Treatment of anorexia can be specific or supportive.
- Specific treatments. Specific treatments are those that deal with the underlying cause. That is, they either slow down or eliminate the problem that caused the anorexia in the first place.
- Of course, specific treatment is ideal because it deals with the loss of appetite at its source by treating the underlying disease. However, specific treatment requires an exact diagnosis, meaning that in some cases many tests may need to be performed in order to precisely identify the underlying disease.
- Supportive treatments. Supportive treatments are those that help sustain an animal that is debilitated as a result of not eating. Supportive treatments do not reverse the problem that led to the loss of appetite. They simply help “carry” the animal through the most difficult part of the illness.
On the other hand, supportive treatments can be given in almost all cases and are most useful in the four following situations:
- To support the animal while an exact cause of the problem is being sought (e.g. tests being run)
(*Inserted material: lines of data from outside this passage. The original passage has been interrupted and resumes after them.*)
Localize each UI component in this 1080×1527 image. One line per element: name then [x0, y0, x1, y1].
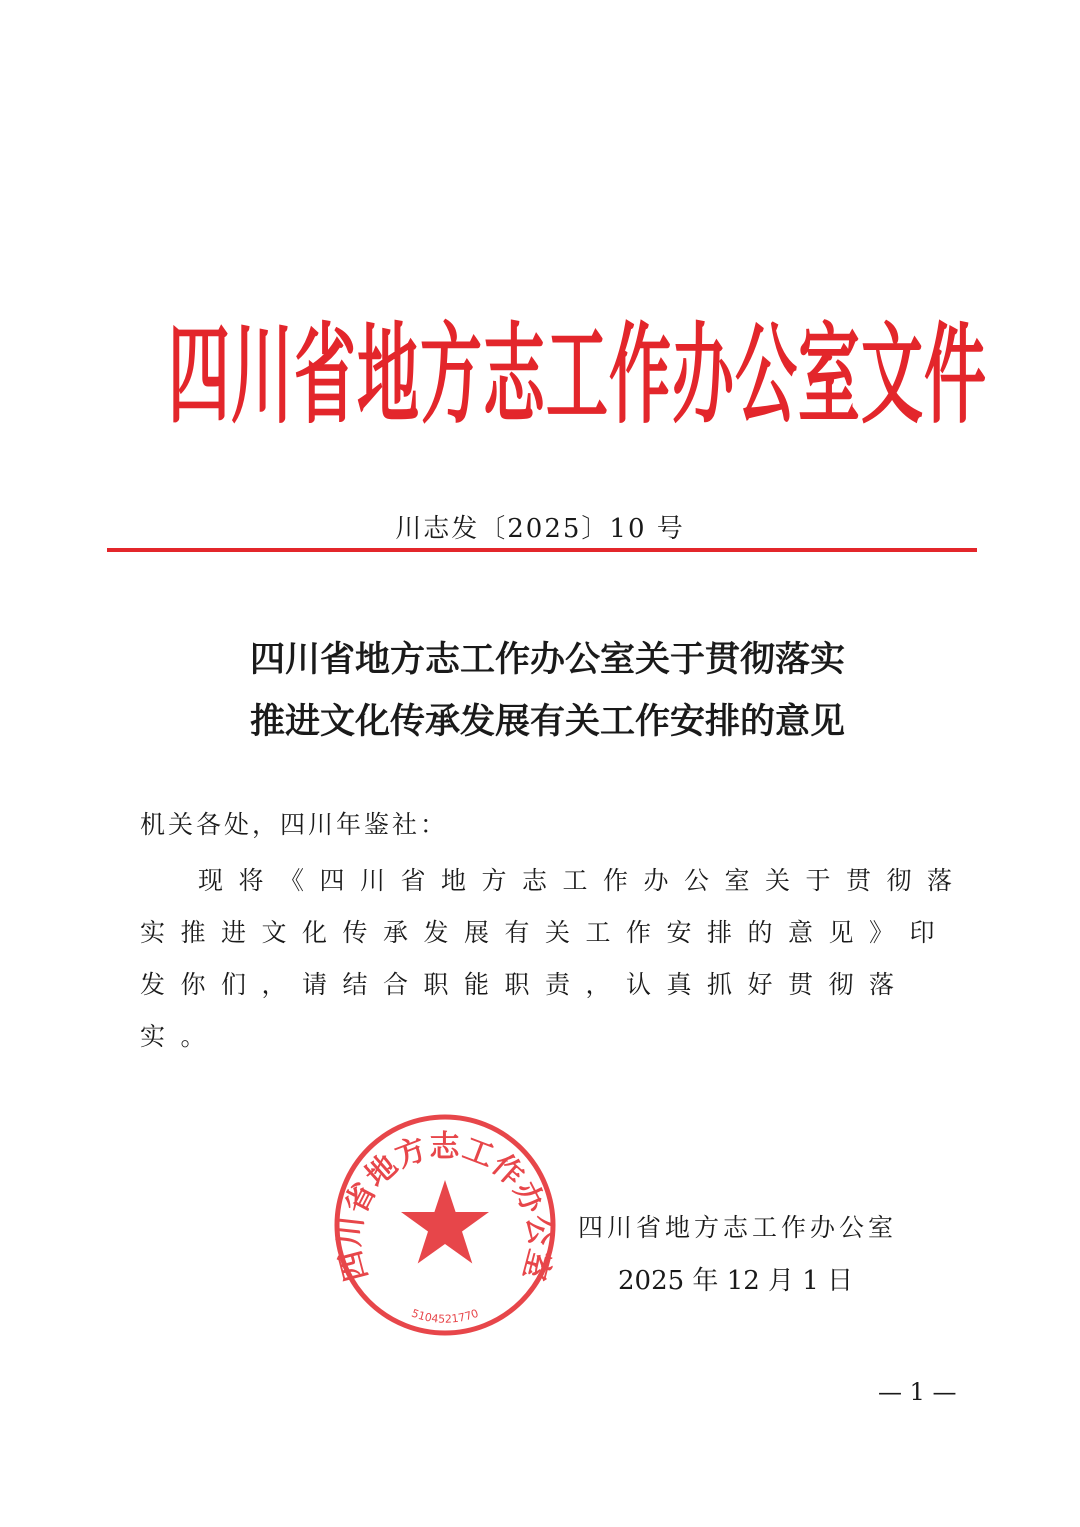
document-title-line-2: 推进文化传承发展有关工作安排的意见: [249, 701, 845, 742]
addressee: 机关各处，四川年鉴社：: [140, 810, 449, 839]
signature-date: 2025 年 12 月 1 日: [618, 1266, 854, 1296]
official-seal: [330, 1110, 560, 1340]
document-header-title: 四川省地方志工作办公室文件: [168, 309, 988, 438]
seal-code: 5104521770: [409, 1306, 481, 1326]
seal-text: 四川省地方志工作办公室: [331, 1129, 559, 1285]
signature-organization: 四川省地方志工作办公室: [578, 1213, 898, 1242]
body-paragraph: 现将《四川省地方志工作办公室关于贯彻落实推进文化传承发展有关工作安排的意见》印发你们，请结合职能职责，认真抓好贯彻落实。: [140, 866, 968, 1051]
page-number: — 1 —: [878, 1378, 957, 1406]
red-divider-line: [107, 548, 977, 552]
document-number: 川志发〔2025〕10 号: [395, 514, 685, 544]
star-icon: [401, 1180, 489, 1264]
document-title-line-1: 四川省地方志工作办公室关于贯彻落实: [249, 639, 845, 680]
- In conjunction with specific treatments, to sustain the animal until the specific treatment takes effect
- When the illness is not so severe as to warrant further tests or specific treatment, and the supportive care simply helps the animal’s natural recovery
- When humane or financial considerations make testing or specific treatment impossible.
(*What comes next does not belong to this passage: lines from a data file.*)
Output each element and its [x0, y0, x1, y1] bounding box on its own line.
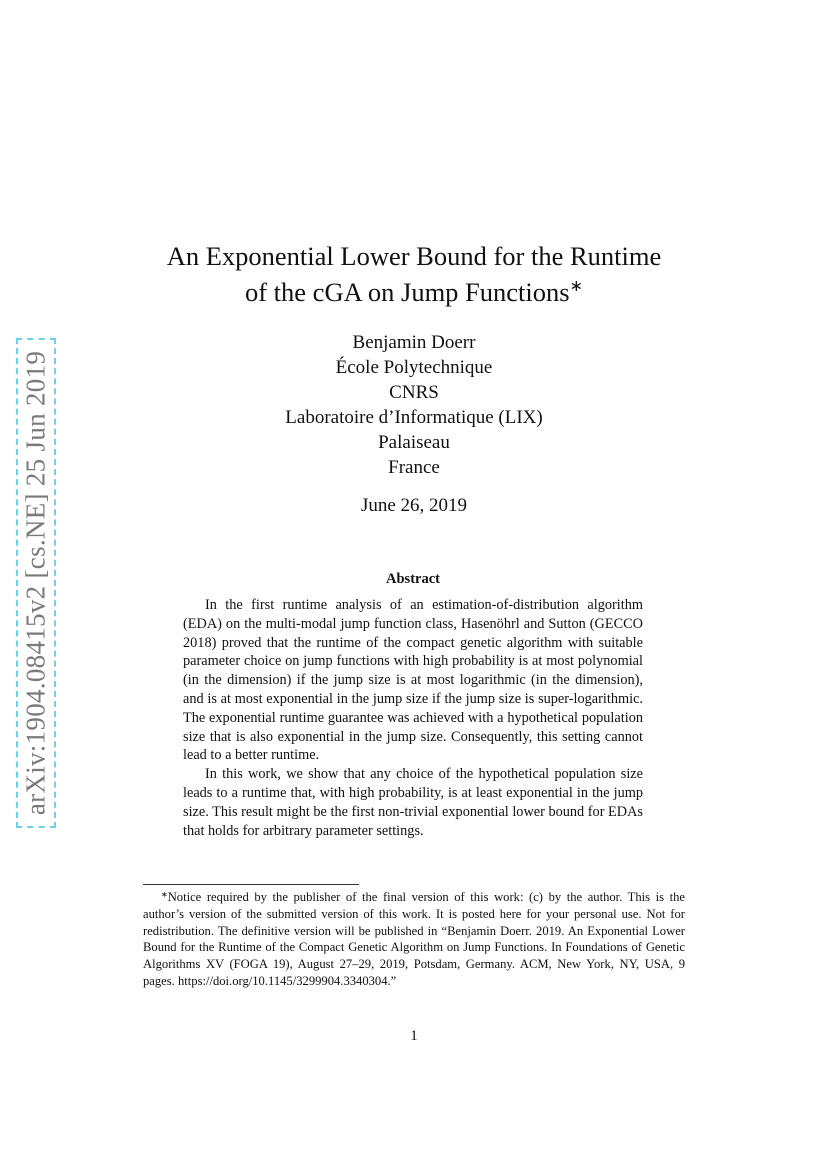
- author-block: [150, 330, 678, 480]
- arxiv-identifier-stamp[interactable]: [16, 338, 56, 828]
- paper-title: [100, 238, 728, 310]
- abstract-paragraph: In this work, we show that any choice of the hypothetical population size leads to a runtime that, with high probability, is at least exponential in the jump size. This result might be the first non-trivial exponential lower bound for EDAs that holds for arbitrary parameter settings.: [183, 766, 643, 839]
- title-line-1: An Exponential Lower Bound for the Runtime: [166, 241, 662, 271]
- abstract-paragraph: In the first runtime analysis of an estimation-of-distribution algorithm (EDA) on the multi-modal jump function class, Hasenöhrl and Sutton (GECCO 2018) proved that the runtime of the compact genetic algorithm with suitable parameter choice on jump functions with high probability is at most polynomial (in the dimension) if the jump size is at most logarithmic (in the dimension), and is at most exponential in the jump size if the jump size is super-logarithmic. The exponential runtime guarantee was achieved with a hypothetical population size that is also exponential in the jump size. Consequently, this setting cannot lead to a better runtime.: [183, 597, 643, 764]
- title-line-2: [100, 274, 728, 310]
- affiliation-line: CNRS: [389, 382, 439, 403]
- publication-date: June 26, 2019: [360, 495, 468, 516]
- affiliation-line: France: [388, 457, 440, 478]
- footnote-paragraph: [143, 889, 685, 990]
- affiliation-line: Laboratoire d’Informatique (LIX): [285, 407, 543, 428]
- title-line-2-text: of the cGA on Jump Functions: [244, 277, 570, 307]
- abstract-body: [183, 596, 643, 840]
- footnote-text: Notice required by the publisher of the final version of this work: (c) by the author. This is the author’s version of the submitted version of this work. It is posted here for your personal use. Not for redistribution. The definitive version will be published in “Benjamin Doerr. 2019. An Exponential Lower Bound for the Runtime of the Compact Genetic Algorithm on Jump Functions. In Foundations of Genetic Algorithms XV (FOGA 19), August 27–29, 2019, Potsdam, Germany. ACM, New York, NY, USA, 9 pages. https://doi.org/10.1145/3299904.3340304.”: [143, 890, 685, 988]
- footnote-rule: [143, 884, 359, 885]
- title-footnote-marker[interactable]: ∗: [569, 278, 584, 295]
- footnote-marker: ∗: [161, 890, 168, 899]
- affiliation-line: Palaiseau: [378, 432, 450, 453]
- arxiv-identifier-text: arXiv:1904.08415v2 [cs.NE] 25 Jun 2019: [20, 350, 51, 816]
- author-name: Benjamin Doerr: [352, 332, 476, 353]
- page-number: 1: [410, 1028, 418, 1044]
- abstract-heading: Abstract: [386, 571, 440, 587]
- footnote: [143, 889, 685, 990]
- affiliation-line: École Polytechnique: [335, 357, 493, 378]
Supportive treatment is often simpler than specific treatment, but it also carries the risk of not addressing the underlying problem. Commonly used supportive treatments include:
- Injectable fluids. These can be given intravenously (“IV”) or subcutaneously (under the skin). Often, the loss of appetite produces serious dehydration, which can become life threatening long before the risk of starvation. Therefore, injectable fluids are given in an attempt to rehydrate the animal and provide some electrolytes as nutrients. They are not equivalent to a balanced meal, but can be indispensable for preventing dehydration.
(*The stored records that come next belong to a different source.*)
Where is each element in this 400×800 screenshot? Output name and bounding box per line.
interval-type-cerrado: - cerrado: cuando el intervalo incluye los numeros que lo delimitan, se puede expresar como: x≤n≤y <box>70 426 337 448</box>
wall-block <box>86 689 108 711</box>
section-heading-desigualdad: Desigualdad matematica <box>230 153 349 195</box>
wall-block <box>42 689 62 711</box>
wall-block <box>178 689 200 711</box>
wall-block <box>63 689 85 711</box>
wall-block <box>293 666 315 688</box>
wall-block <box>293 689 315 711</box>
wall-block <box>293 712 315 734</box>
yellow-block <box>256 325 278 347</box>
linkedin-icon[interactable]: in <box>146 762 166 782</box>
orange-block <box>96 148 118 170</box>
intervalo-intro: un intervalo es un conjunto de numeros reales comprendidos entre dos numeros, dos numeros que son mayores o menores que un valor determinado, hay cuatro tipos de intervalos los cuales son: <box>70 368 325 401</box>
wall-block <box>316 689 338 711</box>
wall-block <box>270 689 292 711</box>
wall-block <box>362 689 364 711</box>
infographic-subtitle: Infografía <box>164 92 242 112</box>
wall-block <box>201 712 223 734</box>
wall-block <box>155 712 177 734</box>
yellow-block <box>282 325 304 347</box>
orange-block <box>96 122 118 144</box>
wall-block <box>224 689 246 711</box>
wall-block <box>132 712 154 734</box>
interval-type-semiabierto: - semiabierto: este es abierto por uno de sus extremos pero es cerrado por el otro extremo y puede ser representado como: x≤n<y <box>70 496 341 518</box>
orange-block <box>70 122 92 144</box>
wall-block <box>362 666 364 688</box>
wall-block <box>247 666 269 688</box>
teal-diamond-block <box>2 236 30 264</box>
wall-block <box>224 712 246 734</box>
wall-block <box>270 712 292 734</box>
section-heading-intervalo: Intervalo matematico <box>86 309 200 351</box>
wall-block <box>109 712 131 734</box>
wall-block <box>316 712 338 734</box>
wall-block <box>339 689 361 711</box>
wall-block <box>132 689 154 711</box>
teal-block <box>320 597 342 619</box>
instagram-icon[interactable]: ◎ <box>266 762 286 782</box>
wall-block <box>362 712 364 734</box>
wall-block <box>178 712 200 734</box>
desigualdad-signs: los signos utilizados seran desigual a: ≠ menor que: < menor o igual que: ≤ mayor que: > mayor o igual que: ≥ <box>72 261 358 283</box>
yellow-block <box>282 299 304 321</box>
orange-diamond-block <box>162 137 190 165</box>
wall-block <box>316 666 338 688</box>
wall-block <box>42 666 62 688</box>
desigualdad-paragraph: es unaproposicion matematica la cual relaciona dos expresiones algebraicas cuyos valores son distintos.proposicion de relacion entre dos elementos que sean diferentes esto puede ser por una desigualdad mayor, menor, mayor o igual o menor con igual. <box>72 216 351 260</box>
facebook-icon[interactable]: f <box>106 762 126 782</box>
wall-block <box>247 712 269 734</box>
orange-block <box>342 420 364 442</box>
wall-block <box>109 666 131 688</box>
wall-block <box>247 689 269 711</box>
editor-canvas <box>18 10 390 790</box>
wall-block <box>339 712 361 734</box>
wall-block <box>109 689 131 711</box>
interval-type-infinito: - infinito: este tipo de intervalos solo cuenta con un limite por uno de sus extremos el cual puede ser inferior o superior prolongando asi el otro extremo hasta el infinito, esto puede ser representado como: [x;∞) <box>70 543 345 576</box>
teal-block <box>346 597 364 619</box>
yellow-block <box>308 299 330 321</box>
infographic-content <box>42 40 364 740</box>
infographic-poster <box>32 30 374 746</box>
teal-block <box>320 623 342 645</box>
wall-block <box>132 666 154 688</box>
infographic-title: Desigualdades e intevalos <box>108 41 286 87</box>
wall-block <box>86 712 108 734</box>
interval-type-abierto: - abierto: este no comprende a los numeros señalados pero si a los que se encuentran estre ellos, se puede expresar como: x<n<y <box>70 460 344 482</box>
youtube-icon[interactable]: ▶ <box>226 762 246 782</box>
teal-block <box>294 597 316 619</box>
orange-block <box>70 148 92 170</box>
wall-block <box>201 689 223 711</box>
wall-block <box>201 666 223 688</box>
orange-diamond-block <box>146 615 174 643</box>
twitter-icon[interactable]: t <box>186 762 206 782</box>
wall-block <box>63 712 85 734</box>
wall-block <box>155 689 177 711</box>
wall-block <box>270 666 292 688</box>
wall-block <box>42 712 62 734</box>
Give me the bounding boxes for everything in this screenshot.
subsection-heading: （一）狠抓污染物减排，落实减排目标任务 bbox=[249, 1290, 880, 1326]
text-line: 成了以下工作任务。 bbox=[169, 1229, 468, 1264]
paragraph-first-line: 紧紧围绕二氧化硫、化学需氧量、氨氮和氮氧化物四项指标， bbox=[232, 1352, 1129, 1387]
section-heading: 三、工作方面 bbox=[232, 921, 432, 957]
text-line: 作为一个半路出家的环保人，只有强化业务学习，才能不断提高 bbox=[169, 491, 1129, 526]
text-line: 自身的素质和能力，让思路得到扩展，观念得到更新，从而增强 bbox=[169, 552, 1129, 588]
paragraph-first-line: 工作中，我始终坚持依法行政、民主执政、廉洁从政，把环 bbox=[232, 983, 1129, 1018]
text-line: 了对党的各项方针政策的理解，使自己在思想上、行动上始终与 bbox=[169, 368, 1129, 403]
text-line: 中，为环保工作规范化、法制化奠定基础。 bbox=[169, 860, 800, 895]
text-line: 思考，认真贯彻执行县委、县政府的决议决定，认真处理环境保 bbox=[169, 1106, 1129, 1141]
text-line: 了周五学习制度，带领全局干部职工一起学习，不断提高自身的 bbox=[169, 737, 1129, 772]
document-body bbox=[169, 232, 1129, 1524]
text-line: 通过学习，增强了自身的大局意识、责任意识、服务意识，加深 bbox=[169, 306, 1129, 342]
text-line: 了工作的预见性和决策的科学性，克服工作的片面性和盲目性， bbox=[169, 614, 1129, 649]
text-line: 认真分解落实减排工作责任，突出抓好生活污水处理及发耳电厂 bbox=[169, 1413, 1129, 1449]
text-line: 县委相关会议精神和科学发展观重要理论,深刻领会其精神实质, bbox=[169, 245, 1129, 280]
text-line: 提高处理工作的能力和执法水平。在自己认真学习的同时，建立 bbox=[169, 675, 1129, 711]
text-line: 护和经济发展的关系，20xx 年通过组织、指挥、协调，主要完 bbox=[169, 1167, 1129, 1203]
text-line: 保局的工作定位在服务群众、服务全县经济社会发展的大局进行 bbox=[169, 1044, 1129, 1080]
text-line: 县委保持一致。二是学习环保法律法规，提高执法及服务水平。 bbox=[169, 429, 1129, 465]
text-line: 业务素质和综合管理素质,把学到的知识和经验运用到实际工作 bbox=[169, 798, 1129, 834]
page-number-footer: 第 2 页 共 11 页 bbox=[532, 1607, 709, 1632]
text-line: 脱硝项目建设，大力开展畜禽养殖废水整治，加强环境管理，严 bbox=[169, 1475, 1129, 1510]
- Parenteral nutrition. Special solutions containing multiple nutrients (usually electrolytes, amino acids, sugars, and lipids) can be given intravenously (“IV”) and are much more balanced than the simple fluid solutions described above. Major drawbacks to using parenteral nutrition include a substantial risk of infection, lesser availability compared to regular injectable fluids, cost, and the fact that most animals requiring fluids do not need more than the regular fluids described above.
- Feeding tubes. These may pass through the nose (nasogastric tubes), throat (esophagostomy tubes) or stomach wall (gastrostomy tubes). In animals where lack of eating will itself produce serious consequences, these tubes may be extremely useful.
- Appetite-stimulating drugs. These do not always work and they may cause grogginess. Therefore, they should be used with caution.